What is universal banking?

Universal Banking is a financial term used to describe a bank that provides a wider range of services compared to Komerční banka. Universal banking, which is popular in Europe, can not only manage personal accounts for customers, but also subscribe to company negotiations, provide investment services and act as a broker. Universal banks, sometimes called financial supermarkets, have many supporters and casting critics throughout the financial world.

In some regions, stock and investment services have never been separated from business and credit operations. In Germany and Switzerland, for example, banks almost always offer universal services under one roof. Other countries, such as the United States, generally prefer separate investment services from normal banking, although once strong lines at the end of the 20th and at the beginning of the 21st century became quite blurred, as many banking conglomerates began to offer wider services.

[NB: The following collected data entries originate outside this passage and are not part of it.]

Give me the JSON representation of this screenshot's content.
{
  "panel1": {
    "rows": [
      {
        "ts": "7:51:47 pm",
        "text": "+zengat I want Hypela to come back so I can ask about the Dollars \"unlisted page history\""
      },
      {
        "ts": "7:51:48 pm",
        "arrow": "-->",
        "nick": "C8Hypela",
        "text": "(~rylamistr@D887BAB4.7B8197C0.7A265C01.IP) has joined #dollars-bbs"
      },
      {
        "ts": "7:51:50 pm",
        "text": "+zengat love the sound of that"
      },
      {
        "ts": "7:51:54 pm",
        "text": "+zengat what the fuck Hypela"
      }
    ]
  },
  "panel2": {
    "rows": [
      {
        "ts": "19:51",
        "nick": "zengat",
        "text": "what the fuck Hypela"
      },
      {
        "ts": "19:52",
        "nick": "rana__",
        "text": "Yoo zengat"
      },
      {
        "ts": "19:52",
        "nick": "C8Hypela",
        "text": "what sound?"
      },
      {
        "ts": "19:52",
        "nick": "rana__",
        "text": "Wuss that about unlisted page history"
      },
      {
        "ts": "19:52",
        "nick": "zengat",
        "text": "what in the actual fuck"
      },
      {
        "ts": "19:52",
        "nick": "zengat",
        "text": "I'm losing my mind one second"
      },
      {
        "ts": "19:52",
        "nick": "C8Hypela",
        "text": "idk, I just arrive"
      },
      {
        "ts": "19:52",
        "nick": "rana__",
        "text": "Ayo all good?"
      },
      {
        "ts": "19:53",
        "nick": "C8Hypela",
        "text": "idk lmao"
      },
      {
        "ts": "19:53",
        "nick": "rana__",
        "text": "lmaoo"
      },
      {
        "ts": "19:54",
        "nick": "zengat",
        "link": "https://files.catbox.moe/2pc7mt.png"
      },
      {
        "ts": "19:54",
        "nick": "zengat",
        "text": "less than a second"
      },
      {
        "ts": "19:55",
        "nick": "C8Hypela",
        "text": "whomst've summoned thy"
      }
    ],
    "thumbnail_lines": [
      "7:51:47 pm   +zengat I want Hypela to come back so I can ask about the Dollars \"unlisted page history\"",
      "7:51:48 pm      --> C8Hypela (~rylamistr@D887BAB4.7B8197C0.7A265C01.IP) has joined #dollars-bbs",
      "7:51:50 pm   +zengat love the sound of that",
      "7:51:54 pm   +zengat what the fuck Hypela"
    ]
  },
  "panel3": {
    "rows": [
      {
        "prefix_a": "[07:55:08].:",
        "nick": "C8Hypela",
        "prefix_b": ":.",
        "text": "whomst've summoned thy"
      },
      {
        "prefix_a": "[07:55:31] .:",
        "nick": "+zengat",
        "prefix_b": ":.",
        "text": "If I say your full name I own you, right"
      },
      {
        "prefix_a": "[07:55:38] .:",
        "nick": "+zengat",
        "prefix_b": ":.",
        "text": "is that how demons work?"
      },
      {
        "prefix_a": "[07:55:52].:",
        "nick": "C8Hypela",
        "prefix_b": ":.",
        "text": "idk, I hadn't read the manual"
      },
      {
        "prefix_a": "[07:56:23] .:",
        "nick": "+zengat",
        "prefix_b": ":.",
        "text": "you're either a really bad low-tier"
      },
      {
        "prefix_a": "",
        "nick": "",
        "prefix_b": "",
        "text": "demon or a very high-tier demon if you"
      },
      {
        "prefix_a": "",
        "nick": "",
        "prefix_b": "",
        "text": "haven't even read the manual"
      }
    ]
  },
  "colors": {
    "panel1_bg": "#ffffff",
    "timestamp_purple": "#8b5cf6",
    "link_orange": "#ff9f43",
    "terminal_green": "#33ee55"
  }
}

Although the concept existed in PEFor centuries, universal banking has recently seen an increase as a result of the 2008 financial crisis, in which many US financial institutions failed as a result of the recession. Many investment and commercial banking groups have joined the survival of disaster and created universal banks. These mergers managed to maintain several major financial institutions above the water, although some have suggested that the connection ignored the legal resolution between commercial and investment banks that the 1933 Glass-Steagall Legislative Act.

There are many arguments about whether universal banks are good or bad for consumers and financial sector. Some argue that deposits made to the bank's commercial wing, such as personal savings or account control, help keep the bank above water if there is a poor investment decision. This is claimed by supporters, can prevent the financial crisis from maintainingFighting banks above water on the wrong market. Proponents point out that universal banking provides one -off shopping for all financial needs, limits paperwork, confusing documentation and clarification of assets and obligations by having one general account.

In Universal Banks, there is a danger that they can become too big to run properly, leading to serious supervision errors and financial disaster options if the entire bank folds. For universal banks based in smaller countries, such as Switzerland, the bank's growth may be somewhat limited by the market size. However, the massive, multinational banking groups have an almost unlimited market, and therefore the chances of incredibly growing by offering universal services. In a huge universal banking conglomerate, the command chain can be confused, the risk can be shifted to generally stable markets and the impact of failure is much greater.